A “Sustainable” Recovery
“The housing market is hot, red hot,” Lawrence Yun, the NAR’s chief economist, told the Wall Street Journal. Buyers sidelined by pandemic lockdowns are “trying to take advantage of the record low mortgage rates,” he said, sparking the gains recorded for the past two months. The housing recovery “looks to be sustainable for many months ahead,” Yun predicts, “as long as mortgage rates remain low and job gains continue."
Those caveats are important and at least one of them (low mortgage rates) appears likely. Citing evidence that the fledgling economic recovery has stumbled as the coronavirus epidemic has resurged, the Federal Reserve left interest rates unchanged at its July policy meeting.
Fed Chairman Jerome Powell doubled down on the Central Bank’s vow to do all within its power to combat what he termed “the biggest shock to the U.S. economy in living memory.” With the pandemic posing risks to both the near-term and mid-term economic outlooks, Powell said, policy makers “are not even thinking about raising rates.”
While lower rates will benefit the housing market, the reason for them – the weakening economic outlook – will not.

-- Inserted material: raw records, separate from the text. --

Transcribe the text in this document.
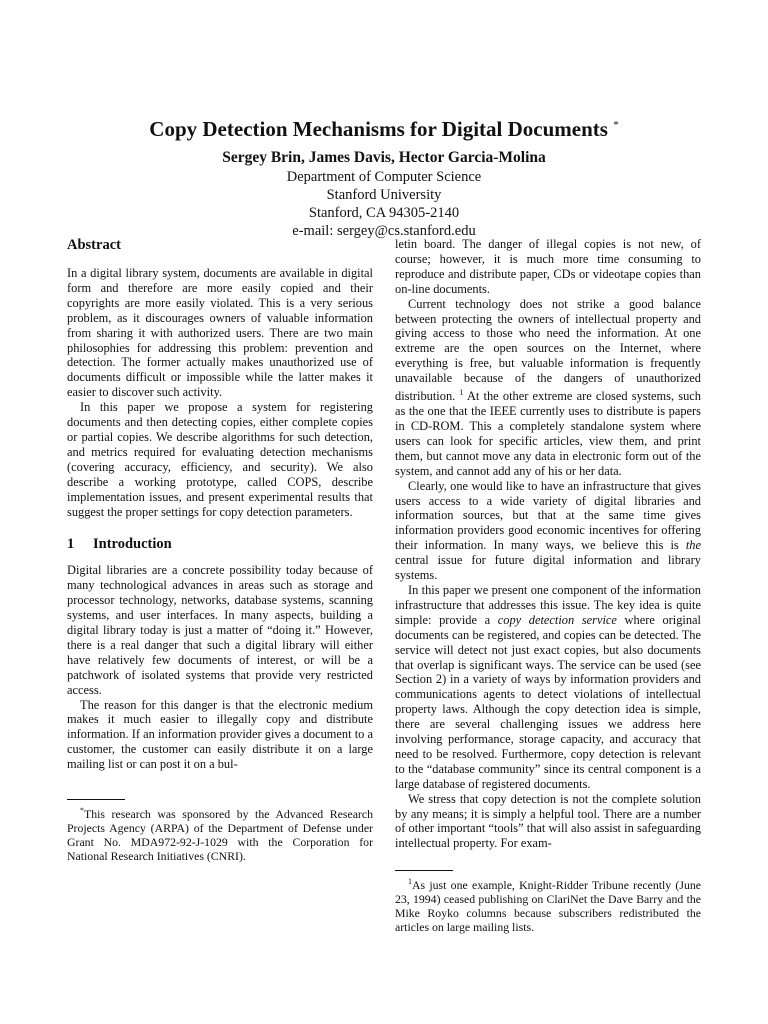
Copy Detection Mechanisms for Digital Documents *
Sergey Brin, James Davis, Hector Garcia-Molina
Department of Computer Science
Stanford University
Stanford, CA 94305-2140
e-mail: sergey@cs.stanford.edu
Abstract

In a digital library system, documents are available in digital form and therefore are more easily copied and their copyrights are more easily violated. This is a very serious problem, as it discourages owners of valuable information from sharing it with authorized users. There are two main philosophies for addressing this problem: prevention and detection. The former actually makes unauthorized use of documents difficult or impossible while the latter makes it easier to discover such activity.

In this paper we propose a system for registering documents and then detecting copies, either complete copies or partial copies. We describe algorithms for such detection, and metrics required for evaluating detection mechanisms (covering accuracy, efficiency, and security). We also describe a working prototype, called COPS, describe implementation issues, and present experimental results that suggest the proper settings for copy detection parameters.

1 Introduction

Digital libraries are a concrete possibility today because of many technological advances in areas such as storage and processor technology, networks, database systems, scanning systems, and user interfaces. In many aspects, building a digital library today is just a matter of “doing it.” However, there is a real danger that such a digital library will either have relatively few documents of interest, or will be a patchwork of isolated systems that provide very restricted access.

The reason for this danger is that the electronic medium makes it much easier to illegally copy and distribute information. If an information provider gives a document to a customer, the customer can easily distribute it on a large mailing list or can post it on a bul-

*This research was sponsored by the Advanced Research Projects Agency (ARPA) of the Department of Defense under Grant No. MDA972-92-J-1029 with the Corporation for National Research Initiatives (CNRI).

letin board. The danger of illegal copies is not new, of course; however, it is much more time consuming to reproduce and distribute paper, CDs or videotape copies than on-line documents.

Current technology does not strike a good balance between protecting the owners of intellectual property and giving access to those who need the information. At one extreme are the open sources on the Internet, where everything is free, but valuable information is frequently unavailable because of the dangers of unauthorized distribution. $^1$ At the other extreme are closed systems, such as the one that the IEEE currently uses to distribute is papers in CD-ROM. This a completely standalone system where users can look for specific articles, view them, and print them, but cannot move any data in electronic form out of the system, and cannot add any of his or her data.

Clearly, one would like to have an infrastructure that gives users access to a wide variety of digital libraries and information sources, but that at the same time gives information providers good economic incentives for offering their information. In many ways, we believe this is the central issue for future digital information and library systems.

In this paper we present one component of the information infrastructure that addresses this issue. The key idea is quite simple: provide a copy detection service where original documents can be registered, and copies can be detected. The service will detect not just exact copies, but also documents that overlap is significant ways. The service can be used (see Section 2) in a variety of ways by information providers and communications agents to detect violations of intellectual property laws. Although the copy detection idea is simple, there are several challenging issues we address here involving performance, storage capacity, and accuracy that need to be resolved. Furthermore, copy detection is relevant to the “database community” since its central component is a large database of registered documents.

We stress that copy detection is not the complete solution by any means; it is simply a helpful tool. There are a number of other important “tools” that will also assist in safeguarding intellectual property. For exam-

$^1$As just one example, Knight-Ridder Tribune recently (June 23, 1994) ceased publishing on ClariNet the Dave Barry and the Mike Royko columns because subscribers redistributed the articles on large mailing lists.
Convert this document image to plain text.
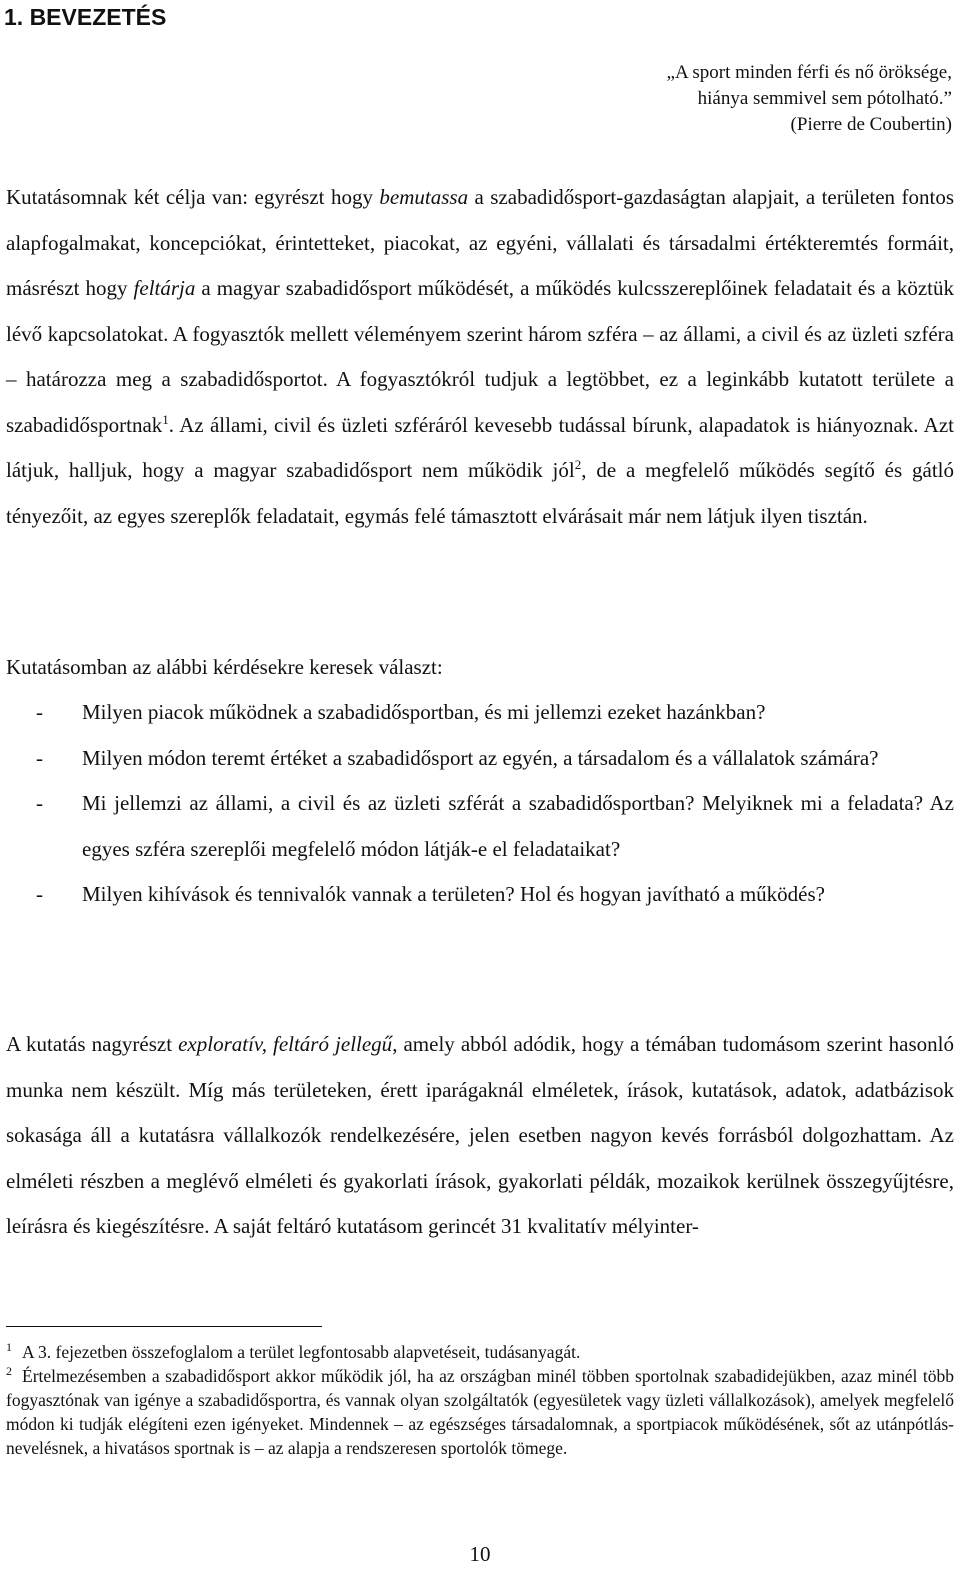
1. BEVEZETÉS
„A sport minden férfi és nő öröksége,
hiánya semmivel sem pótolható.”
(Pierre de Coubertin)

Kutatásomnak két célja van: egyrészt hogy bemutassa a szabadidősport-gazdaságtan alapjait, a területen fontos alapfogalmakat, koncepciókat, érintetteket, piacokat, az egyéni, vállalati és társadalmi értékteremtés formáit, másrészt hogy feltárja a magyar szabadidősport működését, a működés kulcsszereplőinek feladatait és a köztük lévő kapcsolatokat. A fogyasztók mellett véleményem szerint három szféra – az állami, a civil és az üzleti szféra – határozza meg a szabadidősportot. A fogyasztókról tudjuk a legtöbbet, ez a leginkább kutatott területe a szabadidősportnak$^1$. Az állami, civil és üzleti szféráról kevesebb tudással bírunk, alapadatok is hiányoznak. Azt látjuk, halljuk, hogy a magyar szabadidősport nem működik jól$^2$, de a megfelelő működés segítő és gátló tényezőit, az egyes szereplők feladatait, egymás felé támasztott elvárásait már nem látjuk ilyen tisztán.

Kutatásomban az alábbi kérdésekre keresek választ:

- Milyen piacok működnek a szabadidősportban, és mi jellemzi ezeket hazánkban?
- Milyen módon teremt értéket a szabadidősport az egyén, a társadalom és a vállalatok számára?
- Mi jellemzi az állami, a civil és az üzleti szférát a szabadidősportban? Melyiknek mi a feladata? Az egyes szféra szereplői megfelelő módon látják-e el feladataikat?
- Milyen kihívások és tennivalók vannak a területen? Hol és hogyan javítható a működés?

A kutatás nagyrészt exploratív, feltáró jellegű, amely abból adódik, hogy a témában tudomásom szerint hasonló munka nem készült. Míg más területeken, érett iparágaknál elméletek, írások, kutatások, adatok, adatbázisok sokasága áll a kutatásra vállalkozók rendelkezésére, jelen esetben nagyon kevés forrásból dolgozhattam. Az elméleti részben a meglévő elméleti és gyakorlati írások, gyakorlati példák, mozaikok kerülnek összegyűjtésre, leírásra és kiegészítésre. A saját feltáró kutatásom gerincét 31 kvalitatív mélyinter-

$^1$ A 3. fejezetben összefoglalom a terület legfontosabb alapvetéseit, tudásanyagát.

$^2$ Értelmezésemben a szabadidősport akkor működik jól, ha az országban minél többen sportolnak szabadidejükben, azaz minél több fogyasztónak van igénye a szabadidősportra, és vannak olyan szolgáltatók (egyesületek vagy üzleti vállalkozások), amelyek megfelelő módon ki tudják elégíteni ezen igényeket. Mindennek – az egészséges társadalomnak, a sportpiacok működésének, sőt az utánpótlás-nevelésnek, a hivatásos sportnak is – az alapja a rendszeresen sportolók tömege.

10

If the housing market’s performance of late has seemed at odds with the pandemic’s impact, recent employment reports have been brutally consistent with it.
Confirming the concerns expressed by many economists, employers scaled back their hiring activity in July, adding 1.8 million workers to their payrolls, more than the most pessimistic analysts had predicted, but well below the nearly 5 million jobs added in June, and leaving the economy still with a net loss of 13 million jobs since March. The unemployment rate fell to 10.2 percent- a marked improvement since it hit 15 percent in April, though still above the 10 percent peak in the Great Recession.
Some analysts are warning that July’s troubling employment numbers may understate the damage. One recent survey found that nearly a third of the workers who were recently rehired (and would not have been classified as unemployed in the Labor Department tally) have recently lost their jobs again. A poll conducted by AP and the NORC Center for Public Affairs Research found that nearly half of the households that have suffered a job loss now expect the loss to be permanent; in the same poll in April, four of five respondents were confident that they would be rehired.
“This recession has been really confused, because what we had was really a suppression where we told everybody to stay home — and that wasn’t really job loss,” Betsey Stevenson, a member of the Council of Economic Advisers during the Obama administration, told Politico. “The real question is, when you end the suppression, how many jobs are left? And boy, it sure looks like we lost a whole lot of jobs.”
Flattening the [Growth] Curve?
Adding to the indicators of labor market weakness, another 1.2 million workers filed for unemployment the week of July 27th, down from 1.4 million claims the previous week, but still elevated, to say the least. Separately, Challenger, Gray & Christmas, an outplacement firm, reported that U.S. companies slashed nearly 263,000 positions in July, a 54 percent increase over June and the third-highest layoff total the company has ever reported.
Economists who had been predicting a relatively rapid recovery from the second quarter’s devastating 33 percent contraction in growth are becoming more cautious.
“We are seeing evidence that the economic recovery is losing steam. It's not reversing, but it looks like growth is flattening out,” Daniel Zhao, senior economist at Glassdoor, told NBC News. “It seems like the recovery has slowed down and appears to be getting stuck in the doldrums.”
Nariman Behravesh, chief economist at HIS Markit, doesn’t think the economy will get ‘unstuck’ any time soon. “[Since] the virus started to take off again in key states, the economic gains recorded in May and June “have [faded] rapidly,” he told NPR. “Our view is, we’re not going to get to the pre-pandemic levels of economic activity until sometime in 2022.”